Image
© Shutterstock
Even casual use of marijuana can cause significant abnormalities in two areas of the brain that regulate emotion and motivation, according to a new study.

The findings, published Wednesday in the Journal of Neuroscience, challenge the idea that casual pot smoking is relatively harmless, researchers said.

The study, which was conducted by Northwestern Medicine and Massachusetts General Hospital/Harvard Medical School and funded in part by anti-drug government agencies, found major abnormalities directly related to the amount of weed smoked each week.

"Some of these people only used marijuana to get high once or twice a week," said the study's co-author, Dr. Hans Breiter. "People think a little recreational use shouldn't cause a problem, if someone is doing OK with work or school. Our data directly says this is not the case."

The scientists examined the nucleus accumbens and the amygdala, which are areas of the brain associated with addiction, in the brains of casual marijuana users and non-users.

They measured the volume, shape, and density of the gray matter - where most cells are located in brain tissue - and found these regions were abnormally altered for at least two of the structural metrics.

Those changes indicate their brains were adapting to low-level marijuana exposure, the researchers said.

"These are core, fundamental structures of the brain," said study co-author Anne Blood. "They form the basis for how you assess positive and negative features about things in the environment and make decisions about them."

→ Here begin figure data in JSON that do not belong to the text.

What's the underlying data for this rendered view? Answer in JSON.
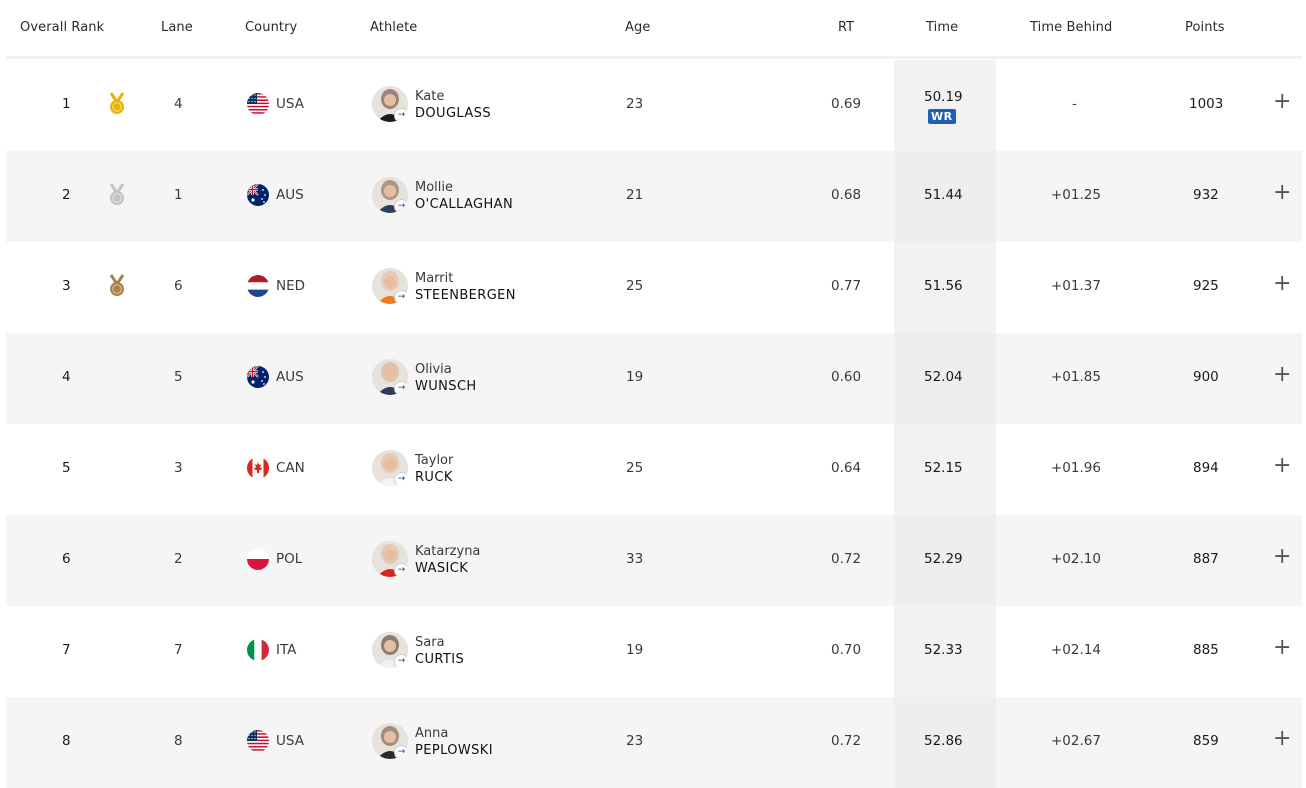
{
  "columns": {
    "overall_rank": "Overall Rank",
    "lane": "Lane",
    "country": "Country",
    "athlete": "Athlete",
    "age": "Age",
    "rt": "RT",
    "time": "Time",
    "time_behind": "Time Behind",
    "points": "Points"
  },
  "rows": [
    {
      "rank": "1",
      "medal": "gold",
      "lane": "4",
      "country": "USA",
      "first": "Kate",
      "last": "DOUGLASS",
      "age": "23",
      "rt": "0.69",
      "time": "50.19",
      "badge": "WR",
      "behind": "-",
      "points": "1003"
    },
    {
      "rank": "2",
      "medal": "silver",
      "lane": "1",
      "country": "AUS",
      "first": "Mollie",
      "last": "O'CALLAGHAN",
      "age": "21",
      "rt": "0.68",
      "time": "51.44",
      "badge": "",
      "behind": "+01.25",
      "points": "932"
    },
    {
      "rank": "3",
      "medal": "bronze",
      "lane": "6",
      "country": "NED",
      "first": "Marrit",
      "last": "STEENBERGEN",
      "age": "25",
      "rt": "0.77",
      "time": "51.56",
      "badge": "",
      "behind": "+01.37",
      "points": "925"
    },
    {
      "rank": "4",
      "medal": "",
      "lane": "5",
      "country": "AUS",
      "first": "Olivia",
      "last": "WUNSCH",
      "age": "19",
      "rt": "0.60",
      "time": "52.04",
      "badge": "",
      "behind": "+01.85",
      "points": "900"
    },
    {
      "rank": "5",
      "medal": "",
      "lane": "3",
      "country": "CAN",
      "first": "Taylor",
      "last": "RUCK",
      "age": "25",
      "rt": "0.64",
      "time": "52.15",
      "badge": "",
      "behind": "+01.96",
      "points": "894"
    },
    {
      "rank": "6",
      "medal": "",
      "lane": "2",
      "country": "POL",
      "first": "Katarzyna",
      "last": "WASICK",
      "age": "33",
      "rt": "0.72",
      "time": "52.29",
      "badge": "",
      "behind": "+02.10",
      "points": "887"
    },
    {
      "rank": "7",
      "medal": "",
      "lane": "7",
      "country": "ITA",
      "first": "Sara",
      "last": "CURTIS",
      "age": "19",
      "rt": "0.70",
      "time": "52.33",
      "badge": "",
      "behind": "+02.14",
      "points": "885"
    },
    {
      "rank": "8",
      "medal": "",
      "lane": "8",
      "country": "USA",
      "first": "Anna",
      "last": "PEPLOWSKI",
      "age": "23",
      "rt": "0.72",
      "time": "52.86",
      "badge": "",
      "behind": "+02.67",
      "points": "859"
    }
  ],
  "icons": {
    "expand": "plus-icon",
    "profile_link": "arrow-right-icon"
  },
  "colors": {
    "gold": "#e8b400",
    "silver": "#c4c4c4",
    "bronze": "#a8814a",
    "wr_badge": "#1f5fb8",
    "alt_row": "#f5f5f5"
  }
}
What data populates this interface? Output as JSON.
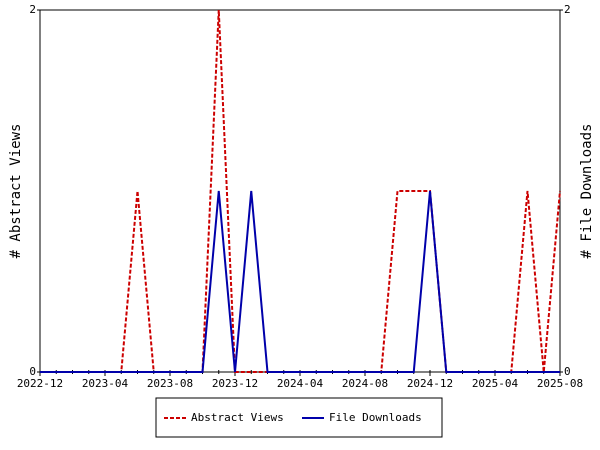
{
  "chart_data": {
    "type": "line",
    "categories": [
      "2022-12",
      null,
      null,
      null,
      "2023-04",
      null,
      null,
      null,
      "2023-08",
      null,
      null,
      null,
      "2023-12",
      null,
      null,
      null,
      "2024-04",
      null,
      null,
      null,
      "2024-08",
      null,
      null,
      null,
      "2024-12",
      null,
      null,
      null,
      "2025-04",
      null,
      null,
      null,
      "2025-08"
    ],
    "series": [
      {
        "name": "Abstract Views",
        "color": "#cc0000",
        "dash": true,
        "values": [
          0,
          0,
          0,
          0,
          0,
          0,
          1,
          0,
          0,
          0,
          0,
          2,
          0,
          0,
          0,
          0,
          0,
          0,
          0,
          0,
          0,
          0,
          1,
          1,
          1,
          0,
          0,
          0,
          0,
          0,
          1,
          0,
          1
        ]
      },
      {
        "name": "File Downloads",
        "color": "#0000aa",
        "axis": "y2",
        "values": [
          0,
          0,
          0,
          0,
          0,
          0,
          0,
          0,
          0,
          0,
          0,
          1,
          0,
          1,
          0,
          0,
          0,
          0,
          0,
          0,
          0,
          0,
          0,
          0,
          1,
          0,
          0,
          0,
          0,
          0,
          0,
          0,
          0
        ]
      }
    ],
    "ylabel": "# Abstract Views",
    "y2label": "# File Downloads",
    "ylim": [
      0,
      2
    ],
    "yticks": [
      0,
      2
    ],
    "y2lim": [
      0,
      2
    ],
    "y2ticks": [
      0,
      2
    ]
  }
}
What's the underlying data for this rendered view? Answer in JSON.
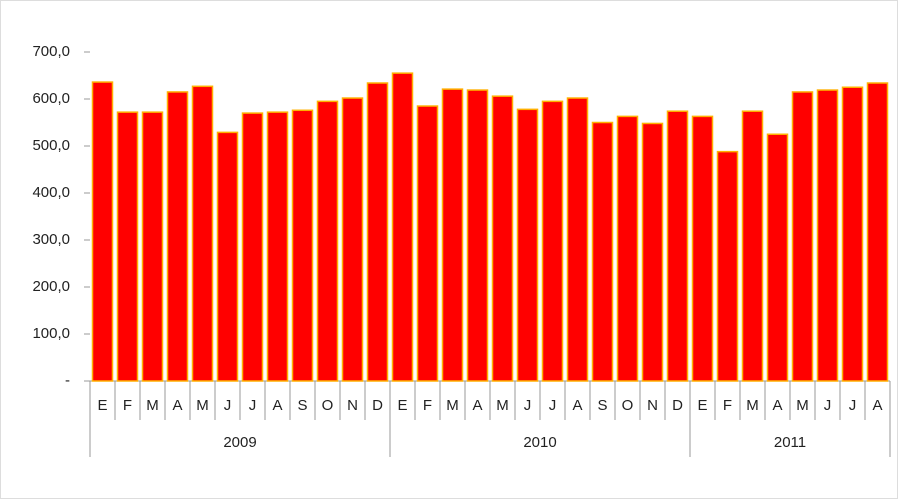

The findings match those from animal studies that show rats' brains rewire and form new connections when they're given tetrahydrocannabinol (THC), the active ingredient in marijuana.

"Drugs of abuse can cause more dopamine release than natural rewards like food, sex, and social interaction," said lead author Jodi Gilman. "In those you also get a burst of dopamine but not as much as in many drugs of abuse. That is why drugs take on so much salience, and everything else loses its importance."The researchers used neuroimaging to examine the brains of from Boston-area colleges between the ages of 18 and 25, including 20 young adults who smoked pot and 20 who did not.

Each sample had nine men and 11 women, and they each underwent a psychiatric interview to confirm they were not dependent on marijuana or any other illegal drugs.

The researchers were unable to measure the THC content of the pot smoked by study participants, but marijuana is much stronger today - at about 5 percent to 9 percent THC content - than in the 1960s and 1970s, when THC content was typically 1 percent to 3 percent.

Marijuana is the most commonly used illicit drug in the U.S., which about 18.9 million users, according to the most recent National Survey on Drug Use and Mental Health.

The study's authors noted that its use continued to rise in popularity among adolescents, particularly as social acceptance grows and its legal status changes in many states.

But researchers said their findings suggest marijuana is not as safe as proponents claim - particularly for younger people.

"I've developed a severe worry about whether we should be allowing anybody under age 30 to use pot unless they have a terminal illness and need it for pain," Breiter said.

The research was funded by the National Institute on Drug Abuse, the Office of National Drug Control Policy, Counterdrug Technology Assessment Center, and the National Institute of Neurological Disorders and Stroke.